Se a medida for aprovada, a estimativa é de que o custo da CNH caia até 80%. Hoje, o valor médio passa de R$ 3 mil, segundo o texto da proposta. A minuta ficará disponível por 30 dias na plataforma Participa + Brasil, período em que qualquer pessoa pode enviar sugestões e contribuições.
Após o prazo de contribuições, o projeto seguirá para análise do Conselho Nacional de Trânsito (Contran). O objetivo, diz o Ministério dos Transportes, é “modernizar o processo de obtenção da CNH e tornar o documento mais acessível e barato para a população, sobretudo em relação às categorias A (motocicletas) e B (veículos de passeio)”.
O ministro dos Transportes, Renan Filho, afirmou que o modelo atual é “excludente, caro e demorado”, o que, segundo ele, impede o acesso de milhões de pessoas à habilitação. “Atualmente, 20 milhões de brasileiros dirigem sem carteira de habilitação”, disse.
Motoristas não habilitados e possíveis impactos nas multas
A proposta prevê que o candidato possa escolher diferentes formas de se preparar para os exames teórico e prático — que permanecem obrigatórios para a emissão da CNH. “São esses exames que atestam se o condutor está devidamente capacitado para dirigir. O objetivo é modernizar o sistema atual, garantindo mais liberdade e economia aos futuros motoristas, sem abrir mão das exigências de segurança viária”, pontua o ministério.

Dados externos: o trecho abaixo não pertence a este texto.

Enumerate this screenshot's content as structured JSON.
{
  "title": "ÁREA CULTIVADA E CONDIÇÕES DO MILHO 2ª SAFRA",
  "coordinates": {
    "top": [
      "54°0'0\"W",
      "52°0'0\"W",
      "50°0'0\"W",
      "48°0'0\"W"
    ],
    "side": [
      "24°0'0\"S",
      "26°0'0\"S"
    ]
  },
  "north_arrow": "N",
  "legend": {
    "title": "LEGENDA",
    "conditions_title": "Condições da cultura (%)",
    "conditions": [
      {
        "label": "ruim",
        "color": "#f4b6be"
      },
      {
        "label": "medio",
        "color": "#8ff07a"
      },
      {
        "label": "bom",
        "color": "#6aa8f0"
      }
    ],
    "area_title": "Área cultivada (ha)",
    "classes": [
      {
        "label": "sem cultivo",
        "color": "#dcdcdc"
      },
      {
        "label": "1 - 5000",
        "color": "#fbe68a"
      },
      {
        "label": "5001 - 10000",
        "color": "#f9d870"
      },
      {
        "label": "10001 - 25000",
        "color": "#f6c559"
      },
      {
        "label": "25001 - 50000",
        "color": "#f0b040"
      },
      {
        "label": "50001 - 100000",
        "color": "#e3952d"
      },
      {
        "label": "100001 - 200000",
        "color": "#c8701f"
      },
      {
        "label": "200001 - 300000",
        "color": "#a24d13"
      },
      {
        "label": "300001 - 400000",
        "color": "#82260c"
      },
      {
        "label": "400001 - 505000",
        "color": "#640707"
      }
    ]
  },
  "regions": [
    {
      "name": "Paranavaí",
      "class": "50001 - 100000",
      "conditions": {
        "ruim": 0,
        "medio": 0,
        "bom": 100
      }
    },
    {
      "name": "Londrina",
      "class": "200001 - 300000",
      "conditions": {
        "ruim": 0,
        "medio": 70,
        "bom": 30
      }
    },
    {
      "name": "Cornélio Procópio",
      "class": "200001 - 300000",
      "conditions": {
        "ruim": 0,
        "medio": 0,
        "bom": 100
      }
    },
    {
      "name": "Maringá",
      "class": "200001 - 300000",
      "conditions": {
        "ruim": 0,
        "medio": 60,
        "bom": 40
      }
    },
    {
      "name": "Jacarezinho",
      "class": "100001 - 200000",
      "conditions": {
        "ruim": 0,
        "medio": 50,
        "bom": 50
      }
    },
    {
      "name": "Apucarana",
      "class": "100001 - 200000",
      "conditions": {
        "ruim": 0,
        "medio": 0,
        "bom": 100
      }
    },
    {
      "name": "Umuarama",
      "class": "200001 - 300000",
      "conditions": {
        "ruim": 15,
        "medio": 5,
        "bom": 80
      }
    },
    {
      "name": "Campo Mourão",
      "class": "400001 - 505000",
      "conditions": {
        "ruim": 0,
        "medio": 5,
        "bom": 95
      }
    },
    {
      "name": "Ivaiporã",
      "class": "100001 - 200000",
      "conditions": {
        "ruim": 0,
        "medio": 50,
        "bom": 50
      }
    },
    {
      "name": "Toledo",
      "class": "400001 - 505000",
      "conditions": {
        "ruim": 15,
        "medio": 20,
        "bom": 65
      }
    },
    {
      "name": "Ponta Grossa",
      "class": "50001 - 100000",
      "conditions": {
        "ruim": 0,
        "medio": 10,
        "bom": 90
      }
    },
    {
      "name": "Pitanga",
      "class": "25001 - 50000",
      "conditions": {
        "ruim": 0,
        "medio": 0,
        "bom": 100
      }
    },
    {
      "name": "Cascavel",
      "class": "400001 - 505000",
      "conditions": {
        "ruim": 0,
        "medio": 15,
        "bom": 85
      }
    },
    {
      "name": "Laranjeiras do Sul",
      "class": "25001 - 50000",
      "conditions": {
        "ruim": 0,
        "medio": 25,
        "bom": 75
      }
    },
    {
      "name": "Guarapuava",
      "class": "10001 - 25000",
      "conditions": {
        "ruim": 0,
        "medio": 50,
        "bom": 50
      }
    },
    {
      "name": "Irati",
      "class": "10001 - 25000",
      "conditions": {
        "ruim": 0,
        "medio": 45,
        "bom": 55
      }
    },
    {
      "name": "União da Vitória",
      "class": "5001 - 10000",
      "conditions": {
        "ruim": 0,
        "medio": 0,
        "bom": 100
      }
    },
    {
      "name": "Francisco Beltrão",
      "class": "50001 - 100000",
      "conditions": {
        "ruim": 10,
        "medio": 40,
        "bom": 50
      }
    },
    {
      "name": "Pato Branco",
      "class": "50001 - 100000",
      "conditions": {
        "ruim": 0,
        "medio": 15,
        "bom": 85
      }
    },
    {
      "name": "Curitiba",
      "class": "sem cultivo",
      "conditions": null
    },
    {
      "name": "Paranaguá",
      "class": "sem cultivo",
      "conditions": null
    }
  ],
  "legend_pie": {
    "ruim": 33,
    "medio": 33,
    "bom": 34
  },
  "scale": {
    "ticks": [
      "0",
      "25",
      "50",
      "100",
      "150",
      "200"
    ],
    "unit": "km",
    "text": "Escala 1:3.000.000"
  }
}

A abertura do processo será feita pelo site da Secretaria Nacional de Trânsito (Senatran) ou por meio da Carteira Digital de Trânsito (CDT). Com o novo modelo, deixa de ser exigida a carga horária mínima atual de 20 horas-aula práticas; a formação poderá ocorrer por contratação de centro de formação de condutores ou por instrutor autônomo credenciado pelos Detrans.
Credenciamento e normas para instrutores
Os instrutores autônomos deverão ser credenciados pelos Detrans e a Senatran poderá permitir a formação desses profissionais por cursos digitais. A preparação poderá ser realizada à distância, desde que siga critérios definidos pelos órgãos competentes, com conteúdos padronizados, avaliação final obrigatória e controle digital.
Os profissionais não poderão atuar sem credenciamento oficial: terão que passar por avaliação, cumprir requisitos legais e serão identificados digitalmente na Carteira Digital de Trânsito.
Ampliação para categorias C, D e E
A proposta inclui facilitação dos processos para obter as categorias C (veículos de carga), D (transporte de passageiros) e E (veículos articulados e carretas), com regras específicas a serem detalhadas pelos órgãos de trânsito.